Un esordio fulminante per Leonardo Gliatta. L’autore, nato a Foggia ma milanese per adozione (e lavoro), scrive un romanzo forte, vibrante e smaccatamente LGBT, in bilico tra religiosità, misticismo e racconto di formazione. Questa è la miscela vincente de La fabbrica del Santo, testo edito da Ianeri Edizioni, disponibile sia in digitale che in formato cartaceo, permette al lettore di esplorare sulla propria pelle la storia di una Puglia a noi lontana degli anni ’90, logorata e inondata di tradizioni ma in cerca del proprio riscatto.
Scritto in prima persona e con un tratto semplice ma di grande impatto, La fabbrica del Santo racconta la storia di Tore, di Valentino e di una lunga serie di personaggi che entrano nella vita dei due giovani, mappando un percorso che copre quasi venti anni, focalizzando l’attenzione sull’adolescenza dei protagonisti ma anche sul periodo della maturità. Fin dal primo capitolo si intuisce la grande potenza di una storia costruita come un vero puzzle. Pagina dopo pagina si delinea, infatti, un contesto sociale in continuo movimento, in cui niente è ciò che sembra.
Un romanzo carico di suggestioni e di vivide emozioni
Mentre Tore e Valentino cominciano il loro percorso di crescita, quella religiosità così vorace che si respira in Puglia, diventa parte integrante della narrazione.
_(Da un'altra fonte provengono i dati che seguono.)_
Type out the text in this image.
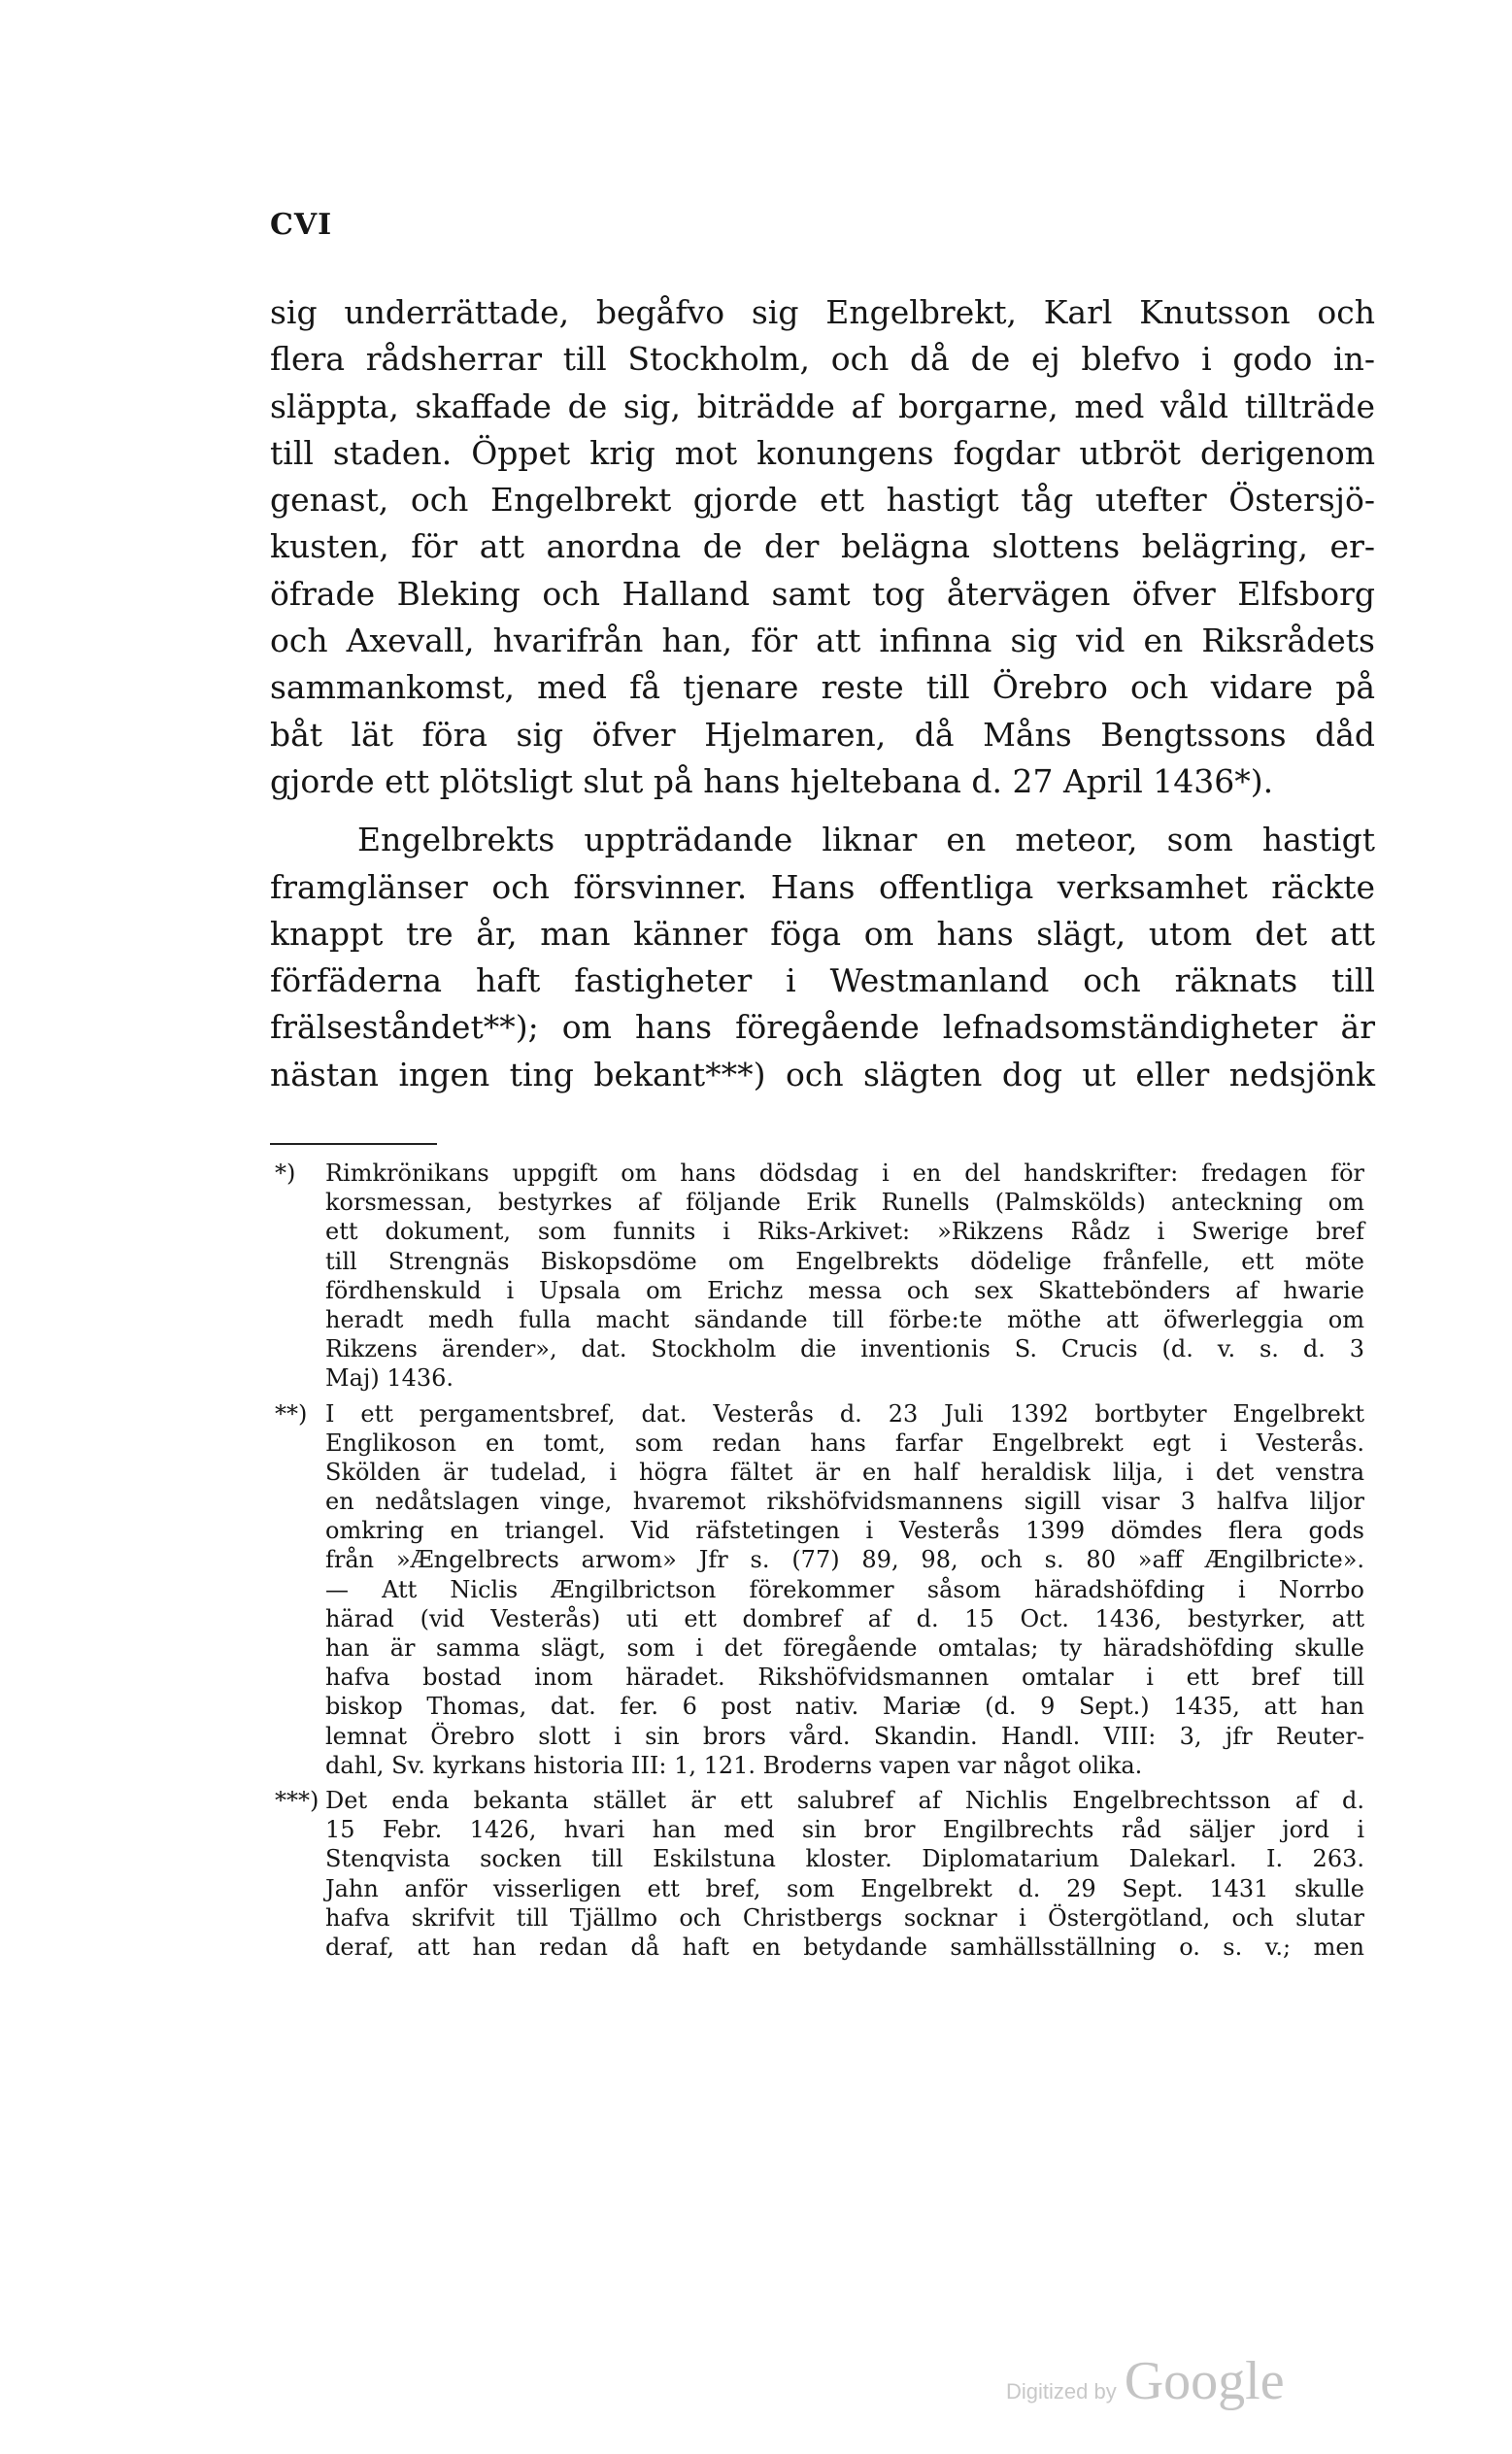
CVI
sig underrättade, begåfvo sig Engelbrekt, Karl Knutsson och
flera rådsherrar till Stockholm, och då de ej blefvo i godo in-
släppta, skaffade de sig, biträdde af borgarne, med våld tillträde
till staden. Öppet krig mot konungens fogdar utbröt derigenom
genast, och Engelbrekt gjorde ett hastigt tåg utefter Östersjö-
kusten, för att anordna de der belägna slottens belägring, er-
öfrade Bleking och Halland samt tog återvägen öfver Elfsborg
och Axevall, hvarifrån han, för att infinna sig vid en Riksrådets
sammankomst, med få tjenare reste till Örebro och vidare på
båt lät föra sig öfver Hjelmaren, då Måns Bengtssons dåd
gjorde ett plötsligt slut på hans hjeltebana d. 27 April 1436*).
Engelbrekts uppträdande liknar en meteor, som hastigt
framglänser och försvinner. Hans offentliga verksamhet räckte
knappt tre år, man känner föga om hans slägt, utom det att
förfäderna haft fastigheter i Westmanland och räknats till
frälseståndet**); om hans föregående lefnadsomständigheter är
nästan ingen ting bekant***) och slägten dog ut eller nedsjönk
*)	Rimkrönikans uppgift om hans dödsdag i en del handskrifter: fredagen för
korsmessan, bestyrkes af följande Erik Runells (Palmskölds) anteckning om
ett dokument, som funnits i Riks-Arkivet: »Rikzens Rådz i Swerige bref
till Strengnäs Biskopsdöme om Engelbrekts dödelige frånfelle, ett möte
fördhenskuld i Upsala om Erichz messa och sex Skattebönders af hwarie
heradt medh fulla macht sändande till förbe:te möthe att öfwerleggia om
Rikzens ärender», dat. Stockholm die inventionis S. Crucis (d. v. s. d. 3
Maj) 1436.
**) I ett pergamentsbref, dat. Vesterås d. 23 Juli 1392 bortbyter Engelbrekt
Englikoson en tomt, som redan hans farfar Engelbrekt egt i Vesterås.
Skölden är tudelad, i högra fältet är en half heraldisk lilja, i det venstra
en nedåtslagen vinge, hvaremot rikshöfvidsmannens sigill visar 3 halfva liljor
omkring en triangel. Vid räfstetingen i Vesterås 1399 dömdes flera gods
från »Ængelbrects arwom» Jfr s. (77) 89, 98, och s. 80 »aff Ængilbricte».
— Att Niclis Ængilbrictson förekommer såsom häradshöfding i Norrbo
härad (vid Vesterås) uti ett dombref af d. 15 Oct. 1436, bestyrker, att
han är samma slägt, som i det föregående omtalas; ty häradshöfding skulle
hafva bostad inom häradet. Rikshöfvidsmannen omtalar i ett bref till
biskop Thomas, dat. fer. 6 post nativ. Mariæ (d. 9 Sept.) 1435, att han
lemnat Örebro slott i sin brors vård. Skandin. Handl. VIII: 3, jfr Reuter-
dahl, Sv. kyrkans historia III: 1, 121. Broderns vapen var något olika.
***) Det enda bekanta stället är ett salubref af Nichlis Engelbrechtsson af d.
15 Febr. 1426, hvari han med sin bror Engilbrechts råd säljer jord i
Stenqvista socken till Eskilstuna kloster. Diplomatarium Dalekarl. I. 263.
Jahn anför visserligen ett bref, som Engelbrekt d. 29 Sept. 1431 skulle
hafva skrifvit till Tjällmo och Christbergs socknar i Östergötland, och slutar
deraf, att han redan då haft en betydande samhällsställning o. s. v.; men
Digitized by Google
I due giovani, inconsapevolmente, diventano spettatori attivi della costruzione della cattedrale di Padre Pio a San Giovanni Rotondo (che di lì a breve diventerà beato), facendo emergere il ritratto di una società che guarda al futuro e al becero guadagno, senza dimenticare di rivolge uno sguardo al mondo di santi e predicatori che vuole celebrare a tutti i costi la grandezza di un uomo che ha lasciato un’impronta nell’immaginario di tutti, come se fosse una vera figura mistica.
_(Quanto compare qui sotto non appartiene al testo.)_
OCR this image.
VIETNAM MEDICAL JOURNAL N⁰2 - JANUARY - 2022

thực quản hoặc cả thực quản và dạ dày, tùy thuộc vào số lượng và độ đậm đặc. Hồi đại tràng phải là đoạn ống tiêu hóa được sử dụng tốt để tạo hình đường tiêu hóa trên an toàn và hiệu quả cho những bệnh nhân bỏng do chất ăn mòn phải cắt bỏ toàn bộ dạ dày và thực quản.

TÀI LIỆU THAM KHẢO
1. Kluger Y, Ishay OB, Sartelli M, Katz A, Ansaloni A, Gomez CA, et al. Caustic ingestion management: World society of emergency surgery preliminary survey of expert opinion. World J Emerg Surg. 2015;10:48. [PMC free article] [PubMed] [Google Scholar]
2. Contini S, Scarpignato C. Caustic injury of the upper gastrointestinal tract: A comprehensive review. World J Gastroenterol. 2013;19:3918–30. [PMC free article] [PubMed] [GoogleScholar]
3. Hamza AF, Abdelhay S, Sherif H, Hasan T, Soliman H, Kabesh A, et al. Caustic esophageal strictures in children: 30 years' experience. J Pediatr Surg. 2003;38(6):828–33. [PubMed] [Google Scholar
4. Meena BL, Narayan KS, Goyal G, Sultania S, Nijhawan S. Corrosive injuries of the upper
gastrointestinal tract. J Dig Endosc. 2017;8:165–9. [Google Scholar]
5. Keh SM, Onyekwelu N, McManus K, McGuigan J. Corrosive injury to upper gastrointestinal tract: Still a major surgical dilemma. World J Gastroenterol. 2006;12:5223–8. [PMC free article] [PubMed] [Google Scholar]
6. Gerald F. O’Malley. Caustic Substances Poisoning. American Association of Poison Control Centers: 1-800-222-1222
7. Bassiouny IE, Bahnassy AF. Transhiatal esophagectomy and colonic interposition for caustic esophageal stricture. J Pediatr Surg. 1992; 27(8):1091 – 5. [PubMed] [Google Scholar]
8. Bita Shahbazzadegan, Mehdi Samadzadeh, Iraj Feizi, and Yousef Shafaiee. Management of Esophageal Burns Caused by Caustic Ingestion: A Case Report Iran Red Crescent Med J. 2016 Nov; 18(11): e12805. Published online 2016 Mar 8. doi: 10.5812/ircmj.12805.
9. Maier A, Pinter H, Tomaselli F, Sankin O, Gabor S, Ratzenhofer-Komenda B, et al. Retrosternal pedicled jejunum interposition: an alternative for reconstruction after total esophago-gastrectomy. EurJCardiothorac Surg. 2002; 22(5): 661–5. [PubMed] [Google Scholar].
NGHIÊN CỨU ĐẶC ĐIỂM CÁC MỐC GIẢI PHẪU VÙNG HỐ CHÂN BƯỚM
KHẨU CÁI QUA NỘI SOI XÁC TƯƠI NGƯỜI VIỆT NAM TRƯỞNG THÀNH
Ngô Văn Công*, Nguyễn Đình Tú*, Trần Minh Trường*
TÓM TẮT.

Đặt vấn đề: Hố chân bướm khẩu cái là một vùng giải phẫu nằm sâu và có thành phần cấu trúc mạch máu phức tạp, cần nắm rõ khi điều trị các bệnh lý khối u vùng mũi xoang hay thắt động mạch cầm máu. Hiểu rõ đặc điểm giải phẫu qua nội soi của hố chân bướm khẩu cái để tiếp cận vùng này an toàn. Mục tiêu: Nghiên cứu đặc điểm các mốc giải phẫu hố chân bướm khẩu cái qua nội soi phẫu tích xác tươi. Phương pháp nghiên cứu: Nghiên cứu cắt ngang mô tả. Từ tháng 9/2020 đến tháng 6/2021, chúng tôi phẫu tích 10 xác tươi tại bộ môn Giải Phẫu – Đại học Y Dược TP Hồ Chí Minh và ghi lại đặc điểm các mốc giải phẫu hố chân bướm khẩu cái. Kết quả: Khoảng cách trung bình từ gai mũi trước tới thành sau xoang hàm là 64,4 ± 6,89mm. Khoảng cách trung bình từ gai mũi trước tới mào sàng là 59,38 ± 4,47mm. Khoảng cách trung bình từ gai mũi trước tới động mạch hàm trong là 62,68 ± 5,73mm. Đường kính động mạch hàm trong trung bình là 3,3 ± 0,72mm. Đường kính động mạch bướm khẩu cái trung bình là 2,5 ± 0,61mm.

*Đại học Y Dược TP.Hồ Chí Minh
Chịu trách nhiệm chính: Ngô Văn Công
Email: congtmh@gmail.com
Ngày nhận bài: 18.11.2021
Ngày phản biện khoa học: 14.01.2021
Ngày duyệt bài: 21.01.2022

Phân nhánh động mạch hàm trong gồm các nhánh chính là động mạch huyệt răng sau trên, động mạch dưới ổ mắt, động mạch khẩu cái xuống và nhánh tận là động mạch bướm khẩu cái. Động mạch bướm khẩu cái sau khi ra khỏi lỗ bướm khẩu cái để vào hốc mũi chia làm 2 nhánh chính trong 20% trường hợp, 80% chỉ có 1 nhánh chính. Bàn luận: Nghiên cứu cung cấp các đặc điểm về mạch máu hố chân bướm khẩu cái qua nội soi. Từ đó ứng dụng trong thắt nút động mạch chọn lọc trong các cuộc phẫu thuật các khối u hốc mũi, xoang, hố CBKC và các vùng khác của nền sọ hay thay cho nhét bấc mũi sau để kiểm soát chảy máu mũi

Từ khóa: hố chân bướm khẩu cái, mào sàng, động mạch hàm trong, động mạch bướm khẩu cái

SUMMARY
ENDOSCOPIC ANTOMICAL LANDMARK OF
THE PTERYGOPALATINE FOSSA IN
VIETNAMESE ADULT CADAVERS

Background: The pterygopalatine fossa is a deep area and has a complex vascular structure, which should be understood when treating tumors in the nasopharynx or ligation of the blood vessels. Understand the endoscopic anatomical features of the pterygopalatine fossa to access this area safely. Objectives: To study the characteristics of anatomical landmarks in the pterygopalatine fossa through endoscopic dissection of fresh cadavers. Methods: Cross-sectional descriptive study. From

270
I due lati di questa storia così ambivalente sono vissuti da Tore, ragazzo pacato e di famiglia modesta che cerca di trovare il suo posto nel mondo, e da Valentino, giovane viziato e figlio di un noto avvocato che vive la sua vita passando da una relazione all’altra. In un lungo arco di tempo, Tore e Valentino condividono le gioie febbrili dell’adolescenza, e in questo contesto così mutevole, si perdono, si cercano e si ritrovano per legarsi poi indissolubilmente grazie alla figura di Marida.
Donna volubile che gioca con il cuore di entrambi, si avvicina a Tore per via della sua pacatezza, ed è sedotta da Valentino a causa della sua irruenza da rampollo dissipato. La figura di Marida fa emergere tutte le contraddizioni del rapporto dei due baldi giovani: non una semplice amicizia ma un rapporto unico nel sue genere. Entrambi, nonostante le visioni diametralmente opposte non possono fare a meno l’uno dell’altro.
La ricerca di un’identità, i sogni, gli amori e quella religiosità tossica sono i punti di forza del romanzo. Un testo di rara bellezza che, con garbo ma con un linguaggio assai schietto, mette in scena il più classico dei triangoli amorosi, senza lesinare in una critica alle istituzioni religiose che predicano il bene solo per inseguire il mero guadagno. Il romanzo di Leonardo Gliatta è da leggere tutto d’un fiato, per immersi in un’atmosfera calda e intrisa di tradizioni.